09 setembro 2009

Deixar ir...



o Domingo
o Sol
a Juventude
os Antigos Amores.
Para que a Segunda venha
a Chuva venha
a Velhice venha
Novos Amores venham
a Morte venha.


Dizem os budistas que a raiz de todas as dores está no apego.
O rabino Nilton Bonder, em um curso, disse que quando uma pessoa não quer morrer, ou seja, está agonizando, mas não consegue desprender-se da vida, se faz necessário uma conversa com o quase morto sobre o por quê de ele não querer ir, da importância de 'soltar' as pessoas, os bens ou qualquer coisa que o mantenha preso a essa vida.
Tarefa muito difícil para os familiares, pois, apesar do sofrimento, ainda preferimos a pessoa viva. Por isso a necessidade de um rabino, pastor, benzedor, padre ou qualquer outra pessoa isenta de emoção por aquele ser para 'conversar' com o escolhido da Dona Morte.
Estava com uma gatinha doente há meses. Passamos por mudanças de casa, de cidade, sofremos um grave acidente de carro e muitas outras situações delicadas nesse tempo. E, mesmo em seu corpinho cansado, ela aguentou firme ao meu lado.
Na verdade sempre foi assim. Sua mãe, Marie, só deu à luz à Cindi e aos seus irmãos quando eu pude estar ao seu lado e, desse modo, acompanhar e auxiliar no parto.
Minha filha a adotou, mas ela me escolheu.
Animais têm dessas coisas: pensamos que escolhemos, mas nós é que somos escolhidos.
Suspeito ser isso coisa de anjo.
Ela acompanhou meus anos na faculdade, meu desenvolvimento profissional. Acompanhou cada passo do crescimento da minha filha. Mudanças pessoais, doenças e alegrias.
Com exceção das noites em que estive viajando, nunca dormiu separada de mim. Sempre fazia questão de deixar uma pata encostada no meu corpo como quem diz "olha, estou aqui". E sempre esteve.
Figura silenciosa e misteriosa mais que todos os outros gatos que já tive. Não conhecemos o som do seu miado. Jamais se interessou em conhecer a rua e deixava bem claro que só adorava a mim e só a mim 'prestava reverência', ignorando por completo os demais.
Eu costumava brincar com a minha filha dizendo que ela, a Cindi, era minha conselheira. Mas, de alguma forma que não sei explicar, nos comunicávamos.
Hoje não foi diferente.
Na sua agonia de morte não conseguia me afastar dela e não me permitia soltar sua pata.

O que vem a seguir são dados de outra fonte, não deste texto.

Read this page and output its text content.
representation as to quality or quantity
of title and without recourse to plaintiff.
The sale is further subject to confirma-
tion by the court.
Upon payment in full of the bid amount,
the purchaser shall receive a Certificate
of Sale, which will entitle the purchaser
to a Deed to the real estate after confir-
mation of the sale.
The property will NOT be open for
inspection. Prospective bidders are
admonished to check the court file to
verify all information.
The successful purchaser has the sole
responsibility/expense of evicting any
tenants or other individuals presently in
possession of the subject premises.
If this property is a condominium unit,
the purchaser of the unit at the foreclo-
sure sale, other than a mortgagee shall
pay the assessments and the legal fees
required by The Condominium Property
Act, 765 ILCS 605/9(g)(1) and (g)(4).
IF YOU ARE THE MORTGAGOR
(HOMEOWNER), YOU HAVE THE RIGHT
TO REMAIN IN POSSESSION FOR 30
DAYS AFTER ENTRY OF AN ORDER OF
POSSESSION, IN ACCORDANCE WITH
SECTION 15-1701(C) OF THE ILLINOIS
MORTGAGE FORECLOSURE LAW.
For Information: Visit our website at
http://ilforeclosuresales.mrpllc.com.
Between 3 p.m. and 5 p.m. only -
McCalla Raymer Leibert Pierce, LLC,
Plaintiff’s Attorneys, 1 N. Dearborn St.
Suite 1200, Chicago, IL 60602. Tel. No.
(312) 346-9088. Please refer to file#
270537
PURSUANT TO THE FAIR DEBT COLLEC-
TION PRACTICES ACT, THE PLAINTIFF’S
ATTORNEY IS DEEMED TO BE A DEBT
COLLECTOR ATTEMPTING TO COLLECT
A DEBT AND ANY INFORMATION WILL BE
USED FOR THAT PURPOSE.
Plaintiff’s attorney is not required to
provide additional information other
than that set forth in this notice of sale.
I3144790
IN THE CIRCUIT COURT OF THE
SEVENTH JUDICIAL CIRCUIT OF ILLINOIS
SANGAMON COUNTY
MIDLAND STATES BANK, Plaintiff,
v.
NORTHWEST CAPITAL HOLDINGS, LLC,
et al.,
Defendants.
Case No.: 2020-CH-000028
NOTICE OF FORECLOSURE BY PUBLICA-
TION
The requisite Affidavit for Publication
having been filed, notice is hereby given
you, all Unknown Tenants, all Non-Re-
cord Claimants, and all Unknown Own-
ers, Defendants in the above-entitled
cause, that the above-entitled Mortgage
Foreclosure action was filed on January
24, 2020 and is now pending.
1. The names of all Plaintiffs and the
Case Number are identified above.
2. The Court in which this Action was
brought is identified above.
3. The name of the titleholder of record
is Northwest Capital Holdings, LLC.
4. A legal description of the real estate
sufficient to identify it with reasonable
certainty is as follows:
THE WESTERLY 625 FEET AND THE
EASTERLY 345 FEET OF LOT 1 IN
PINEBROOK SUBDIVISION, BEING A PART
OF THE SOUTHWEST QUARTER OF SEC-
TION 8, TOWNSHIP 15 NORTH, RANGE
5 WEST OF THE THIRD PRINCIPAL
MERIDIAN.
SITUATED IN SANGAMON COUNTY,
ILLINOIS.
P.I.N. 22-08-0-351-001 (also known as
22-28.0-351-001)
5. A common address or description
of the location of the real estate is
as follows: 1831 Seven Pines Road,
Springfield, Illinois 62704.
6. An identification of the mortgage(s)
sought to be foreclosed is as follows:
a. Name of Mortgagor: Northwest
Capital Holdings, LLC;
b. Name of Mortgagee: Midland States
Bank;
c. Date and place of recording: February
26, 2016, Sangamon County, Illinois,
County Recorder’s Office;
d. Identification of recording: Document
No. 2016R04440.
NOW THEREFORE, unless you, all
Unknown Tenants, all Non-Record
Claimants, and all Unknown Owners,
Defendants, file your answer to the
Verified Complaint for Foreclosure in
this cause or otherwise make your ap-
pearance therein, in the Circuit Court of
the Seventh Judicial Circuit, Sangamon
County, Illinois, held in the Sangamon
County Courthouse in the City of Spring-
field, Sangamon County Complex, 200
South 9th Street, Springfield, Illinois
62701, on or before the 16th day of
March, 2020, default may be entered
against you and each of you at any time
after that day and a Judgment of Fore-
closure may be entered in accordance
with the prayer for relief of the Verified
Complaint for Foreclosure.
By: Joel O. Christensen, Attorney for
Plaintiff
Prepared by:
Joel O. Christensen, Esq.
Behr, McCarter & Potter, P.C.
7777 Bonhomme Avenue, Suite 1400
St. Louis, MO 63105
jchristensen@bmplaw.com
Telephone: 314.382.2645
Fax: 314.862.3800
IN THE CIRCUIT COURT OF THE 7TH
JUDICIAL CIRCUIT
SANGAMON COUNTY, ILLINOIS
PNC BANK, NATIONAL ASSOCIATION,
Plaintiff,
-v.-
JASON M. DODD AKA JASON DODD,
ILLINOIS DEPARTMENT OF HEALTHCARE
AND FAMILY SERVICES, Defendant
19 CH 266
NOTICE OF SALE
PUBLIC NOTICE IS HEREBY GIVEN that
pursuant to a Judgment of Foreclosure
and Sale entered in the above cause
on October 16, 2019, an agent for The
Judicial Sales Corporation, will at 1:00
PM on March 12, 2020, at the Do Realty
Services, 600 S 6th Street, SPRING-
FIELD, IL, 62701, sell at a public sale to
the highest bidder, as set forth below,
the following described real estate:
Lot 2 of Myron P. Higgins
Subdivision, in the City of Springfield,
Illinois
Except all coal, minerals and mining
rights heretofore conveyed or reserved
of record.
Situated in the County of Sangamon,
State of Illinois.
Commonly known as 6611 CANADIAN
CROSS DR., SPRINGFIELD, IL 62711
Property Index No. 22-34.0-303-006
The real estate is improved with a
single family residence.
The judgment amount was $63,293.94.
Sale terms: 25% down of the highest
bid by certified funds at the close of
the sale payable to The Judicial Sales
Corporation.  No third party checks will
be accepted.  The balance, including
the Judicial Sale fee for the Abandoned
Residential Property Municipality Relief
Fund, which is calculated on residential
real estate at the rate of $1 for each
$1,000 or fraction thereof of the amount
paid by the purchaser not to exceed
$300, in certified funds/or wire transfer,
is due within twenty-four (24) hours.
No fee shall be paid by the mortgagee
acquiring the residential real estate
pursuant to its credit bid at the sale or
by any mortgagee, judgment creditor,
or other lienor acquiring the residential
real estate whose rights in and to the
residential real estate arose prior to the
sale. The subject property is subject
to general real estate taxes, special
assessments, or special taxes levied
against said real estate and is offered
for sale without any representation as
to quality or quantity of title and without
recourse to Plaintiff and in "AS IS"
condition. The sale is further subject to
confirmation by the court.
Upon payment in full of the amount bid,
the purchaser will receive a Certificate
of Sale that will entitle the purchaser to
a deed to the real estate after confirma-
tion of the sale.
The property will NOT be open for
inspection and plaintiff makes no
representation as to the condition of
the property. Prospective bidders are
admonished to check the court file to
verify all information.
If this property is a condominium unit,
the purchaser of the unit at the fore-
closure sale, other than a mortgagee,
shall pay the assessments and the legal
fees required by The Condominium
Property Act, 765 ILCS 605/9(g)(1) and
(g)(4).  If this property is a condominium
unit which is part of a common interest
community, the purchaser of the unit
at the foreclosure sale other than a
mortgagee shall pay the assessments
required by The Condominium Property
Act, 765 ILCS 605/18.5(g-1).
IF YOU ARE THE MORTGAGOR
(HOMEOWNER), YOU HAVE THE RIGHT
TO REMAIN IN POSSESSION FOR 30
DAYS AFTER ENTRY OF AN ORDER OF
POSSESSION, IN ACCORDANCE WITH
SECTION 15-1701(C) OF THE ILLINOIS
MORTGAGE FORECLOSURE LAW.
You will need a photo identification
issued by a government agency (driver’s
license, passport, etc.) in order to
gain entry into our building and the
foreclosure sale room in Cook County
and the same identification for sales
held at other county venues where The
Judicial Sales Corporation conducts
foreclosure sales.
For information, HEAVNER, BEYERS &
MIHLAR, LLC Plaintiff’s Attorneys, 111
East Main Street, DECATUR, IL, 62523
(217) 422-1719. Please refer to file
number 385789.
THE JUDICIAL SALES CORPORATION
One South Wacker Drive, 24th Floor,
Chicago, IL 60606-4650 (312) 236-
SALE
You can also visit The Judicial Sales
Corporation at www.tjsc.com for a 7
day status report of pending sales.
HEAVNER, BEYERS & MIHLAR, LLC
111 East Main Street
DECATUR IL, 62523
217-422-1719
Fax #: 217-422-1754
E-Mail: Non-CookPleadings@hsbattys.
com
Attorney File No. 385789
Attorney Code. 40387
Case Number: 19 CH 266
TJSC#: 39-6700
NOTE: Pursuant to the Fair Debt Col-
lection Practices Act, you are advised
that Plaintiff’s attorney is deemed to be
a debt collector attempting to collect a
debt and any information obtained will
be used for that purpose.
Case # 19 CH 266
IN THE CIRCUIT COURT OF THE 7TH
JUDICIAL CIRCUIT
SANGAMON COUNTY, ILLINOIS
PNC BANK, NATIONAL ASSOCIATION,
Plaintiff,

Decidi que não almoçaria e adiaria todos os compromissos.
Ela disse 'não', que não concordava com isso e que nossa 'conversa' seria breve! Insisti.
Falei, da boca pra fora que compreendia que havia chegado sua hora.. mas não a soltava. Queria manter com meus dedos os frágeis fios de vida que a prendiam.

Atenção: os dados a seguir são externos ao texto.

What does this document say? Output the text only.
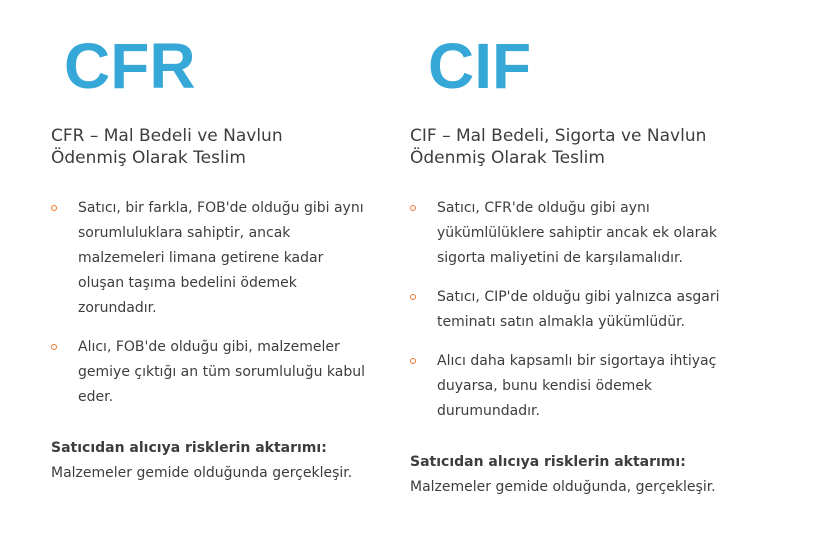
CFR
CFR – Mal Bedeli ve Navlun
Ödenmiş Olarak Teslim
Satıcı, bir farkla, FOB'de olduğu gibi aynı
sorumluluklara sahiptir, ancak
malzemeleri limana getirene kadar
oluşan taşıma bedelini ödemek
zorundadır.
Alıcı, FOB'de olduğu gibi, malzemeler
gemiye çıktığı an tüm sorumluluğu kabul
eder.

Satıcıdan alıcıya risklerin aktarımı:

Malzemeler gemide olduğunda gerçekleşir.

CIF
CIF – Mal Bedeli, Sigorta ve Navlun
Ödenmiş Olarak Teslim
Satıcı, CFR'de olduğu gibi aynı
yükümlülüklere sahiptir ancak ek olarak
sigorta maliyetini de karşılamalıdır.
Satıcı, CIP'de olduğu gibi yalnızca asgari
teminatı satın almakla yükümlüdür.
Alıcı daha kapsamlı bir sigortaya ihtiyaç
duyarsa, bunu kendisi ödemek
durumundadır.

Satıcıdan alıcıya risklerin aktarımı:

Malzemeler gemide olduğunda, gerçekleşir.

Com muito custo sentei-me numa cadeira distante e em pensamento lamentava seus últimos meses e pensava no quão injusta é vida! Ela me disse "Não é esse o fio de raciocínio que quero que siga". "Tudo bem", respondi. Respirei fundo. Resolvi silenciar a mente tagarela.
De repente o que comecei a sentir foi uma enorme gratidão por todos os anos em que ela se dedicou a mim. Por sua companhia, presença, 'conselhos' e amor. Compreendi que precisava deixá-la ir, que estava sendo cruel e egoísta querendo mais tempo a seu lado.
"Sou humana, Cindi".
Me fez prometer que me cuidaria melhor e que seria uma boa companheira de mim mesma e de quem quer que fosse, como ela me ensinou.
Morreu em paz, depois dessa nossa última conversa.